Colma, a quiet Californian town of roughly two square miles is home to 1,700 living residents and over 1.5 million dead ones. Most of the town’s forever-silent population are people who lived and died in San Francisco, but, just like most of today’s living residents, couldn’t afford to spend their afterlives in the expensive metropolis.
In the year 1900, San Francisco was a city crowded by the dead. During the gold rush, gold miners, merchants and immigrants from all around the world flocked here in search of a better life, bringing with them disease, and as the death toll rose, the 27 cemeteries filled to the brink of overflowing. They were considered a health hazard, but most importantly, they were taking up a large chunk of prime real-estate, so in 1902, the City and the County Board of Supervisors banned further burials in the city and forced larger cemeteries like Laurel Hill and Calvary Cemetry to move their residents outside the city. The fight to keep the dead in their original resting places lasted a few decades, but by 1942, only two cemeteries remained in San Francisco – The San Francisco National Cemetery and the Mission Dolores Cemetery. They are still around today, but neither is accepting new burials.

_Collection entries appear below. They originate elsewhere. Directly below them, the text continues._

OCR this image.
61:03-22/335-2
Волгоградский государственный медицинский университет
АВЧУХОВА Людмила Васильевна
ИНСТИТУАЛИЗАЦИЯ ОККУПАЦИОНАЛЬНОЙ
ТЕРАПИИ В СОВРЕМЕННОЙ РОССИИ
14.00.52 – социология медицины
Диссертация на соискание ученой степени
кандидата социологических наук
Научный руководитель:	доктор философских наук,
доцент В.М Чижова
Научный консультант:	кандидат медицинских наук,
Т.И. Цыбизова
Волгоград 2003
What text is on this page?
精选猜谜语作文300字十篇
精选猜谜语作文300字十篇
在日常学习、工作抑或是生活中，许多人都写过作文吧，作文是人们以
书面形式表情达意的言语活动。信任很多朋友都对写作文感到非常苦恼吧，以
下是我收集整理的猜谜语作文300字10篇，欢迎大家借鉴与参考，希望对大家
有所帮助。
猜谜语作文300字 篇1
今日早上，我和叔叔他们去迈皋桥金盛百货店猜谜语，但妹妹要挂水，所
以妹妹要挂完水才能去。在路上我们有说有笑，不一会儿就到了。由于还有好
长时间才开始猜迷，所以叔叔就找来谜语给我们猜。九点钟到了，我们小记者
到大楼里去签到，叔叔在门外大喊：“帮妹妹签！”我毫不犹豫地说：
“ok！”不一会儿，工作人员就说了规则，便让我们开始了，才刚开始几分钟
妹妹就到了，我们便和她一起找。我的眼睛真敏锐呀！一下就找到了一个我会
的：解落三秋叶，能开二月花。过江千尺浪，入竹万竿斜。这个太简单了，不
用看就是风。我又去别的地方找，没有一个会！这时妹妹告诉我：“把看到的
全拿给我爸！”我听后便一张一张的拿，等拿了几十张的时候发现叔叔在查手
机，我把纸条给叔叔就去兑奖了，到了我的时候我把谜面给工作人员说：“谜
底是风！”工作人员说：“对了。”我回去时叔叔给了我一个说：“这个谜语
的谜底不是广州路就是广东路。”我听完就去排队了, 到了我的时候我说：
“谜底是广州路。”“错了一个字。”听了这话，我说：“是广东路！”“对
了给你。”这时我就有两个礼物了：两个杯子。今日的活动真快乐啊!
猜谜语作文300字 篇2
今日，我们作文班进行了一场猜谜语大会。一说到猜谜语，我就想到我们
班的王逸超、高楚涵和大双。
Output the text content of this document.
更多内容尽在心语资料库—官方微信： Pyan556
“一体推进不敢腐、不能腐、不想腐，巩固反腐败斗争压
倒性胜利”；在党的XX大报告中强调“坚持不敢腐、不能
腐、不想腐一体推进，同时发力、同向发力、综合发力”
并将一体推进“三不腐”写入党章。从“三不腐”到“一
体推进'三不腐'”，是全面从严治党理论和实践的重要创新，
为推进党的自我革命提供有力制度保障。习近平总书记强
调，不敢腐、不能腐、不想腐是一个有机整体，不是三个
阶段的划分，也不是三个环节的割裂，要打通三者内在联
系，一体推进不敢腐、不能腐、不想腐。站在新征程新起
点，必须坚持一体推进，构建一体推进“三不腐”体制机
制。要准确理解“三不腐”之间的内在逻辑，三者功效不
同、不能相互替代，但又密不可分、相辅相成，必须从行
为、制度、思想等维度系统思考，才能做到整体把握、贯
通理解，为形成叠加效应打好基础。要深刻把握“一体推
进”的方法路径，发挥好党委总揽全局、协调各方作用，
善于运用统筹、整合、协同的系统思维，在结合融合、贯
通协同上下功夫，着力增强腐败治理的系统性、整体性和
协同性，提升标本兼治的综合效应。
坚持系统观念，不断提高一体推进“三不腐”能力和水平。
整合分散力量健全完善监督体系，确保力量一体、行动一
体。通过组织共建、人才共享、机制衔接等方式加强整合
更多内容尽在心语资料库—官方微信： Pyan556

Over 150,000 dead bodies were moved from San Francisco to the small town of Colma, a small community established in 1892, when Archbishop Patrick Riordan decided to create a new necropolis in a valley five miles south of The City. The small field of potatoes that he blessed as the site of the new Catholic Cemetery would go on to become the world’s only incorporated town where the dead outnumber the living.